This article is over 11 years, 1 months old
Demonstrators in Senegal in West Africa have forced the president to retreat from a planned constitutional change that would have allowed him to have stayed in office for another term.
Issue 2259

Demonstrators in Senegal in West Africa have forced the president to retreat from a planned constitutional change that would have allowed him to have stayed in office for another term.

Demonstrations of a few thousand in March grew to mass protests by the end of last month. Protesters fought armed police with stones, screaming at the top of their lungs, “We have had enough!”

In Burkina Faso, West Africa, students protested in February after police beat a student to death.
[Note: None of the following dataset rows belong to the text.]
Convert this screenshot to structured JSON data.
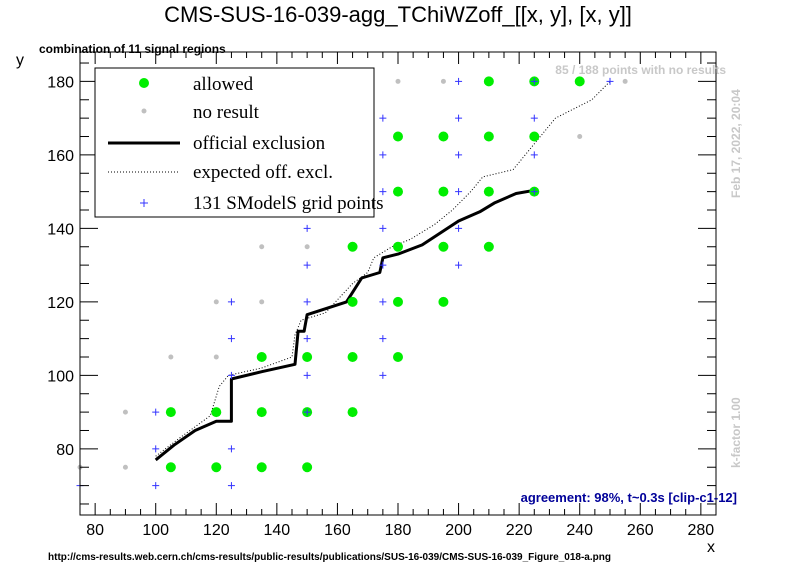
{
  "chart_data": {
    "type": "scatter",
    "title": "CMS-SUS-16-039-agg_TChiWZoff_[[x, y], [x, y]]",
    "subtitle": "combination of 11 signal regions",
    "xlabel": "x",
    "ylabel": "y",
    "xlim": [
      75,
      285
    ],
    "ylim": [
      62,
      188
    ],
    "xticks": [
      80,
      100,
      120,
      140,
      160,
      180,
      200,
      220,
      240,
      260,
      280
    ],
    "yticks": [
      80,
      100,
      120,
      140,
      160,
      180
    ],
    "grid": false,
    "legend_placement": "top-left",
    "legend": [
      {
        "key": "allowed",
        "label": "allowed"
      },
      {
        "key": "noresult",
        "label": "no result"
      },
      {
        "key": "official",
        "label": "official exclusion"
      },
      {
        "key": "expected",
        "label": "expected off. excl."
      },
      {
        "key": "grid",
        "label": "131 SModelS grid points"
      }
    ],
    "annotations": {
      "no_results": "85 / 188 points with no results",
      "date": "Feb 17, 2022, 20:04",
      "kfactor": "k-factor 1.00",
      "agreement": "agreement: 98%, t~0.3s [clip-c1-12]",
      "url": "http://cms-results.web.cern.ch/cms-results/public-results/publications/SUS-16-039/CMS-SUS-16-039_Figure_018-a.png"
    },
    "colors": {
      "allowed": "#00ee00",
      "noresult": "#c0c0c0",
      "grid": "#3333ff",
      "official": "#000000",
      "expected": "#000000",
      "agreement": "#000099",
      "annotation_gray": "#c8c8c8"
    },
    "allowed": [
      [
        105,
        75
      ],
      [
        120,
        75
      ],
      [
        135,
        75
      ],
      [
        150,
        75
      ],
      [
        105,
        90
      ],
      [
        120,
        90
      ],
      [
        135,
        90
      ],
      [
        150,
        90
      ],
      [
        165,
        90
      ],
      [
        135,
        105
      ],
      [
        150,
        105
      ],
      [
        165,
        105
      ],
      [
        180,
        105
      ],
      [
        165,
        120
      ],
      [
        180,
        120
      ],
      [
        195,
        120
      ],
      [
        165,
        135
      ],
      [
        180,
        135
      ],
      [
        195,
        135
      ],
      [
        210,
        135
      ],
      [
        180,
        150
      ],
      [
        195,
        150
      ],
      [
        210,
        150
      ],
      [
        225,
        150
      ],
      [
        180,
        165
      ],
      [
        195,
        165
      ],
      [
        210,
        165
      ],
      [
        225,
        165
      ],
      [
        210,
        180
      ],
      [
        225,
        180
      ],
      [
        240,
        180
      ]
    ],
    "no_result": [
      [
        75,
        75
      ],
      [
        90,
        75
      ],
      [
        90,
        90
      ],
      [
        105,
        105
      ],
      [
        120,
        105
      ],
      [
        120,
        120
      ],
      [
        135,
        120
      ],
      [
        135,
        135
      ],
      [
        150,
        135
      ],
      [
        150,
        150
      ],
      [
        165,
        150
      ],
      [
        165,
        165
      ],
      [
        180,
        180
      ],
      [
        195,
        180
      ],
      [
        240,
        165
      ],
      [
        255,
        180
      ]
    ],
    "smodels_grid": [
      [
        75,
        70
      ],
      [
        100,
        70
      ],
      [
        125,
        70
      ],
      [
        100,
        80
      ],
      [
        125,
        80
      ],
      [
        100,
        90
      ],
      [
        150,
        90
      ],
      [
        125,
        100
      ],
      [
        150,
        100
      ],
      [
        175,
        100
      ],
      [
        125,
        110
      ],
      [
        150,
        110
      ],
      [
        175,
        110
      ],
      [
        125,
        120
      ],
      [
        150,
        120
      ],
      [
        175,
        120
      ],
      [
        150,
        130
      ],
      [
        175,
        130
      ],
      [
        200,
        130
      ],
      [
        150,
        140
      ],
      [
        175,
        140
      ],
      [
        200,
        140
      ],
      [
        175,
        150
      ],
      [
        200,
        150
      ],
      [
        225,
        150
      ],
      [
        175,
        160
      ],
      [
        200,
        160
      ],
      [
        225,
        160
      ],
      [
        175,
        170
      ],
      [
        200,
        170
      ],
      [
        225,
        170
      ],
      [
        200,
        180
      ],
      [
        225,
        180
      ],
      [
        250,
        180
      ]
    ],
    "official_exclusion": [
      [
        100,
        77
      ],
      [
        106,
        81
      ],
      [
        113,
        85
      ],
      [
        120,
        87.5
      ],
      [
        125,
        87.5
      ],
      [
        125,
        99
      ],
      [
        135,
        101
      ],
      [
        146,
        103
      ],
      [
        147,
        112
      ],
      [
        149,
        112
      ],
      [
        150,
        116.5
      ],
      [
        163,
        120
      ],
      [
        168,
        126.5
      ],
      [
        174,
        128
      ],
      [
        175,
        132
      ],
      [
        180,
        133
      ],
      [
        188,
        135.5
      ],
      [
        200,
        142
      ],
      [
        207,
        144.5
      ],
      [
        212,
        147
      ],
      [
        219,
        149.5
      ],
      [
        226,
        150.5
      ]
    ],
    "expected_exclusion": [
      [
        100,
        78
      ],
      [
        108,
        83
      ],
      [
        113,
        86
      ],
      [
        118,
        89
      ],
      [
        121,
        97
      ],
      [
        124,
        100
      ],
      [
        135,
        102
      ],
      [
        145,
        105
      ],
      [
        146,
        111
      ],
      [
        148,
        115
      ],
      [
        156,
        117
      ],
      [
        165,
        125
      ],
      [
        170,
        128
      ],
      [
        172,
        132
      ],
      [
        178,
        135
      ],
      [
        184,
        137
      ],
      [
        192,
        141
      ],
      [
        198,
        145
      ],
      [
        204,
        150
      ],
      [
        208,
        154
      ],
      [
        218,
        156
      ],
      [
        222,
        160
      ],
      [
        226,
        164
      ],
      [
        232,
        170
      ],
      [
        244,
        175
      ],
      [
        250,
        180
      ]
    ]
  }
}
By May demonstrations shook the government—including riots by members of the presidential guard who had not been paid for months.

Food riots in Uganda have grown into wider anti‑government protests.

In the absolute monarchy of Swaziland in southern Africa, thousands demonstrated for democracy through April, led by trade unionists and students.

And while the mass public sector strike in Botswana remains suspended, the government has been thrown into disarray.

Meanwhile some 200,000 South African workers downed tools on Monday of this week.

Over 120,000 metal workers have started an indefinite strike.

The union’s main demands include a 13 percent wage increase and a 20 percent increase in night-shift allowance for all workers.

Some 70,000 workers at oil depots and fuel refineries are also joining the action.

They are demanding a pay increase of 11 to 13 percent and a minimum wage of £185 a month.